Make the case for the crop-top wearing, crazy cereal eating, America’s team running back? Too easy. Last year he totalled two thousand one yards from scrimmage in 15 games (did not play week 17 at the Giants) with a 4.7 yards per rush on 304 rushing attempts. Six touchdowns on the ground last year is less than you wanted, sure, but he did contribute 3 touchdowns in the receiving game. Speaking of catching the ball, 95 targets went his way last year, and he pulled in 77 of them which more than exceeded his first two years in the league (58). Fifty-two of those receptions for 392 yards came after the Amari Cooper trade. Were you just thinking, ”Yeah but Dak Prescott didn’t have anyone to throw to before Cooper got there?” False! Only 4 games last year he totalled fewer than 109 total scrimmage yards and all those came before Cooper landed in Dallas. Pre-Cooper average of 113.4 total scrimmage yards and Post-Cooper at 168.7 total scrimmage yards per game.

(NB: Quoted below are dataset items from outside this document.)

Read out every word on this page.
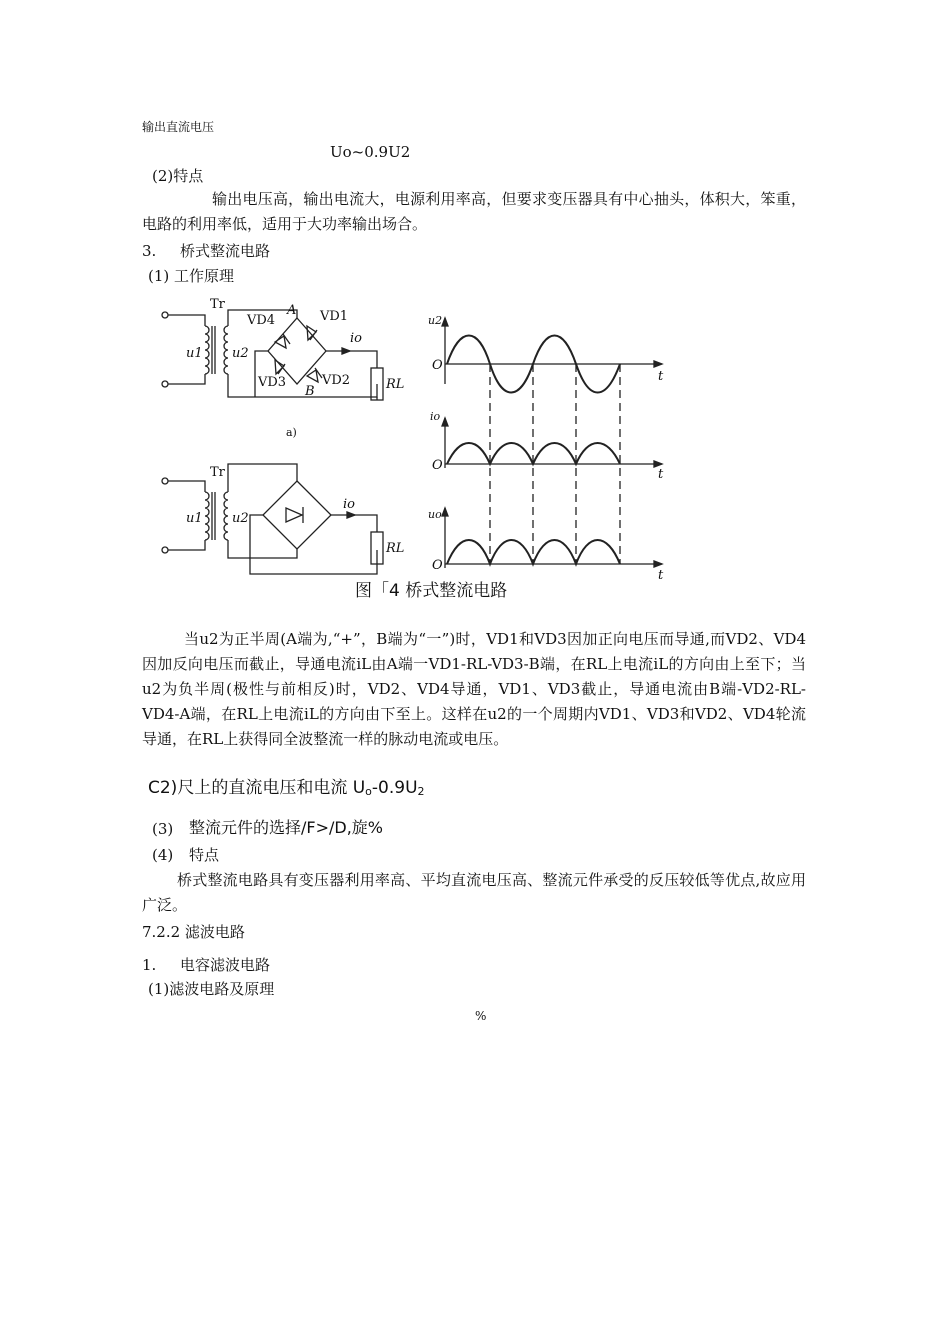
输出直流电压
Uo~0.9U2
(2)特点
输出电压高，输出电流大，电源利用率高，但要求变压器具有中心抽头，体积大，笨重，电路的利用率低，适用于大功率输出场合。
3. 桥式整流电路
(1) 工作原理
Tr
u1 u2
VD4
A VD1
io
VD3
B
VD2	RL
a)
Tr
u1 u2
io
RL
u2
O
t
io
O
t
uo
O
t
图「4 桥式整流电路
当u2为正半周(A端为,“+”，B端为“一”)时，VD1和VD3因加正向电压而导通,而VD2、VD4因加反向电压而截止，导通电流iL由A端一VD1-RL-VD3-B端，在RL上电流iL的方向由上至下；当u2为负半周(极性与前相反)时，VD2、VD4导通，VD1、VD3截止，导通电流由B端-VD2-RL-VD4-A端，在RL上电流iL的方向由下至上。这样在u2的一个周期内VD1、VD3和VD2、VD4轮流导通，在RL上获得同全波整流一样的脉动电流或电压。
C2)尺上的直流电压和电流 $U_o-0.9U_2$
(3) 整流元件的选择/F>/D,旋%
(4) 特点
桥式整流电路具有变压器利用率高、平均直流电压高、整流元件承受的反压较低等优点,故应用广泛。
7.2.2 滤波电路
1. 电容滤波电路
(1)滤波电路及原理
%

All this ended with a finish of RB2 in most scoring formats on the year and happened without the all-pro center Travis Frederick. There’s now the possibility of him returning to the field which could only help the Cowboys offense in general. I think I failed to mention that he will only be 24 years old this season. Little crazy to project his Post-Cooper numbers out, but for only 15 games again that would total 2530 total scrimmage yards, whoa! Pretty sure I just won this case.

Sam Terry (@DFF_sbt1030) – Joe Mixon

Once again yoked with the last pick, I get the one player I nailed last season: Joe Mixon. His breakout was relatively easy to see coming. He had talent galore, but a coach that notoriously hated rookies. In his rookie season, even with veterans ahead of him and the aforementioned coach, Mixon had 208 touches for 913 yards and 4 touchdowns. The following year they cut him loose with 280 total touches for 1,464 yards and 9 TDs. That’s right, with only 72 more touches, he amassed 551 more yards and over double the touchdowns. His efficiency has been great and it only looks to get better.

Is anyone sold on Andy Dalton as the franchise quarterback of the Cincinnati Bengals? There have even been conjectures that the Bengals will draft a quarterback in the first two days of the draft if the right one were to fall. Given all that, there’s a real possibility that Cincinnati leans on the running game this year. If they are behind, MIxon will still be on the field; he had 43 receptions on 55 targets last year for a 78% catch rate (per pro-football-reference.com). He is a do-it-all back who will see increased usage for a team that may not favor their QB. I called the breakout last year, I’m calling the domination this season.